2) La fusion thermonucléaire
Le soleil n’est qu’un énorme réacteur thermonucléaire  : il convertit en hélium l’hydrogène dont il est formé et, dans cette transformation, chaque gramme d’hydrogène libère une énergie égale à 24 tonnes de charbon. De quoi faire rêver les chercheurs : l’énergie-éternelle  ! Mais comment « copier » le soleil ?
La solution envisagée est la réaction deutérium-tritium (isotope lourd de l’hydrogène) qui nécessite... 100 millions de degrés (le centre du soleil n’est qu’à... 13 millions).
Il y a loin de la coupe aux lèvres ? Qu’importe ! Les chercheurs s’attaquent au problème.
D’abord, la « matière » : la combinaison deutérium-oxygène n’est autre chose que l’eau lourde ; une molécule d’eau sur 6 700 est une molécule d’eau lourde. Quant au tritium, on sait le fabriquer artificiellement, car il est nécessaire pour la bombe H.

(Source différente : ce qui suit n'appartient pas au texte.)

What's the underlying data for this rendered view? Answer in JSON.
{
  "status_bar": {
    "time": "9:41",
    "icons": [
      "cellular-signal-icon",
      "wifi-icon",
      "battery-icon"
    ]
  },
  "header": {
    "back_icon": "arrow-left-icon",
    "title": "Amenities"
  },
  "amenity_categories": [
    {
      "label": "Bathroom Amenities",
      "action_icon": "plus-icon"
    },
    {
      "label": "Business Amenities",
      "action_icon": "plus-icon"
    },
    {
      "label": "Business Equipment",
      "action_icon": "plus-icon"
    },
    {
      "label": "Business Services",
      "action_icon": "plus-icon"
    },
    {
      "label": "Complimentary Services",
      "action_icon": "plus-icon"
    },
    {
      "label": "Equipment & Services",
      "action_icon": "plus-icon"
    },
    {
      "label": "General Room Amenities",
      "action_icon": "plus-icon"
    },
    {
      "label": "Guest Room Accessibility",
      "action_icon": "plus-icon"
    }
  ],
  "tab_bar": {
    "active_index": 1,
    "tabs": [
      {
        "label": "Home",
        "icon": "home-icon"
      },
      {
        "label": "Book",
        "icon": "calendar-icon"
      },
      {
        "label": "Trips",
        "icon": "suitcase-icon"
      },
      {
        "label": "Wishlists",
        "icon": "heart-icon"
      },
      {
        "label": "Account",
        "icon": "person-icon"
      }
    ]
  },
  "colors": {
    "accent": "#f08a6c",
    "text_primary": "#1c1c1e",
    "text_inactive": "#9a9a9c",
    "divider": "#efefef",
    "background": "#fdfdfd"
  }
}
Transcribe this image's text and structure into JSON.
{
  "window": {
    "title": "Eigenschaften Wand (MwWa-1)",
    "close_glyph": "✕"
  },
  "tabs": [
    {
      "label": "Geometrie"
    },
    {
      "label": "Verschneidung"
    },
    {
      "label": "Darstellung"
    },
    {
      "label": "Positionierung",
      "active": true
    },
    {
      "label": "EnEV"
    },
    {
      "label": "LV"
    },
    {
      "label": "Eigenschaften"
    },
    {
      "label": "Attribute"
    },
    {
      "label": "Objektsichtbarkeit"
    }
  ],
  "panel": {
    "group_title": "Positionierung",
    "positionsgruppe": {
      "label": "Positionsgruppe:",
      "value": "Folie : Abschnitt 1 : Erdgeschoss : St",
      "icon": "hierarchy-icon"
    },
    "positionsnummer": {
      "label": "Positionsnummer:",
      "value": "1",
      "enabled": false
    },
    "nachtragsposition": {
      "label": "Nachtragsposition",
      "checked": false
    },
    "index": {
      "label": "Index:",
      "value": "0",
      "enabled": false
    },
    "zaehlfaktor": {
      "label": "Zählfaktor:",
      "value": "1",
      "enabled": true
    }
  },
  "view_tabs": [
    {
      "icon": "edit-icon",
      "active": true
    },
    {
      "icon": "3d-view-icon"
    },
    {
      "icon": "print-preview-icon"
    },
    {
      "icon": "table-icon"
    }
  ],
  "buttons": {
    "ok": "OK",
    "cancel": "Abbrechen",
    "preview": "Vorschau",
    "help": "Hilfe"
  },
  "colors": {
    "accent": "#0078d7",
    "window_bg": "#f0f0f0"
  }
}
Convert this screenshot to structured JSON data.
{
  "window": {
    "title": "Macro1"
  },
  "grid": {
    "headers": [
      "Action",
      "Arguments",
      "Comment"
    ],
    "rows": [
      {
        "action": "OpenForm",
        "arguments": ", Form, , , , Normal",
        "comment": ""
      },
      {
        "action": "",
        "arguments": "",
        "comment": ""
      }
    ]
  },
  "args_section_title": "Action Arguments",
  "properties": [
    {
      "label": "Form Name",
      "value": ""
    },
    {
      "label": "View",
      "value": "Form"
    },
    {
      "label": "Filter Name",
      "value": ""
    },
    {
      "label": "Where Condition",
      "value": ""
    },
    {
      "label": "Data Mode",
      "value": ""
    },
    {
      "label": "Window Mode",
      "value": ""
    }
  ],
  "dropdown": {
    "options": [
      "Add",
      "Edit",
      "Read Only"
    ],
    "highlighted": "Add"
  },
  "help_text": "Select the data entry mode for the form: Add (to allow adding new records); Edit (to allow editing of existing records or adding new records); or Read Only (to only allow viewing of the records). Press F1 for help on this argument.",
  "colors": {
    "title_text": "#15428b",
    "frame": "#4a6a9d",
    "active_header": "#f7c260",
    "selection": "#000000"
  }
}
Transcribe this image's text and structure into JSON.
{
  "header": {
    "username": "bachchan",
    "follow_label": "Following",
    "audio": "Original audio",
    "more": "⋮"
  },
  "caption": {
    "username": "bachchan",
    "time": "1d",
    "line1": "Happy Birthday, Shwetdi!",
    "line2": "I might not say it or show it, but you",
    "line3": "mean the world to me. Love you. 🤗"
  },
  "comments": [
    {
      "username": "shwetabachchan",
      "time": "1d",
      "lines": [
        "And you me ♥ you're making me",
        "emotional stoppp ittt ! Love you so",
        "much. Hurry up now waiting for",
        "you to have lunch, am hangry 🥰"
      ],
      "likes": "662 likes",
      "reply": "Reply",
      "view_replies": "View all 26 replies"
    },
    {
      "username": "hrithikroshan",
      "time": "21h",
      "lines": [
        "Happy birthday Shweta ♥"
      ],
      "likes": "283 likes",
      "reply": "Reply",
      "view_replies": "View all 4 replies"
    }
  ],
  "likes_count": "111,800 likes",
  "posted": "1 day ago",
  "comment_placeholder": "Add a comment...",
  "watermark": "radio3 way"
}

Ensuite, la chaleur : aucun matériau ne résisterait à 100 millions de degrés. Le « récipient » pour la fusion du plasma sera donc immatériel, un champ magnétique. D’illusions en désillusions, la période 1960/1968 est nettement au noir. Mais, en 1968, le physicien soviétique ARTSIMOVITCH conçoit un appareil qu’il baptise TOKAMAK ; il a la forme d’un tore (genre grosse chambre à air) avec des jeux d’électro-aimants. On passe, au-fil des années, de 1968 à 1978, de 70 000 degrés à 2 millions, puis 10, 18, 30, enfin, aux USA, 60 millions.. La puissance des TOKAMAK ne cesse de croître : pour l’Europe des 9, le JET - 2 000 tonnes - installé en Angleterre  ; aux USA, le TFTR (TOKAMAK Fusion Test Reactor) ; T 20 en URSS sans oublier le Japon, très actif.
D’autres voies sont explorées celle dite de la « fusion rapide », par exemple, suggérée dès 1962 par Nicolaï BASON (co-inventeur du laser), exposée en 1971 par le physicien américain d’origine hongroise, Edward Teller, père de la bombe H. Le laser trouve là une nouvelle situation capitale. Les Français étudient cette technique à Limeil.
Quoi qu’il en soit, les premiers réacteurs pour la fusion nucléaire ne sont guère attendus qu’à l’aube du XXIe siècle. Mais les spécialistes ne se sont-ils pas constamment trompés sur les calendriers ?
Au cours de la première moitié du XXIe siècle, les principales sources de l’énergie actuelle - uranium compris - apparaîtront peut-être aussi archaïques que le bois en 1984. La quasi totalité de l’énergie pourrait être « tirée » de notre soleil et des « mille soleils  » que créerait l’Homme, ce démiurge capable, avec les mêmes découvertes, de s’autodétruire ou de jeter - enfin - sur SA planète les bases d’une vie meilleure et sûre pour l’ensemble de l’humanité.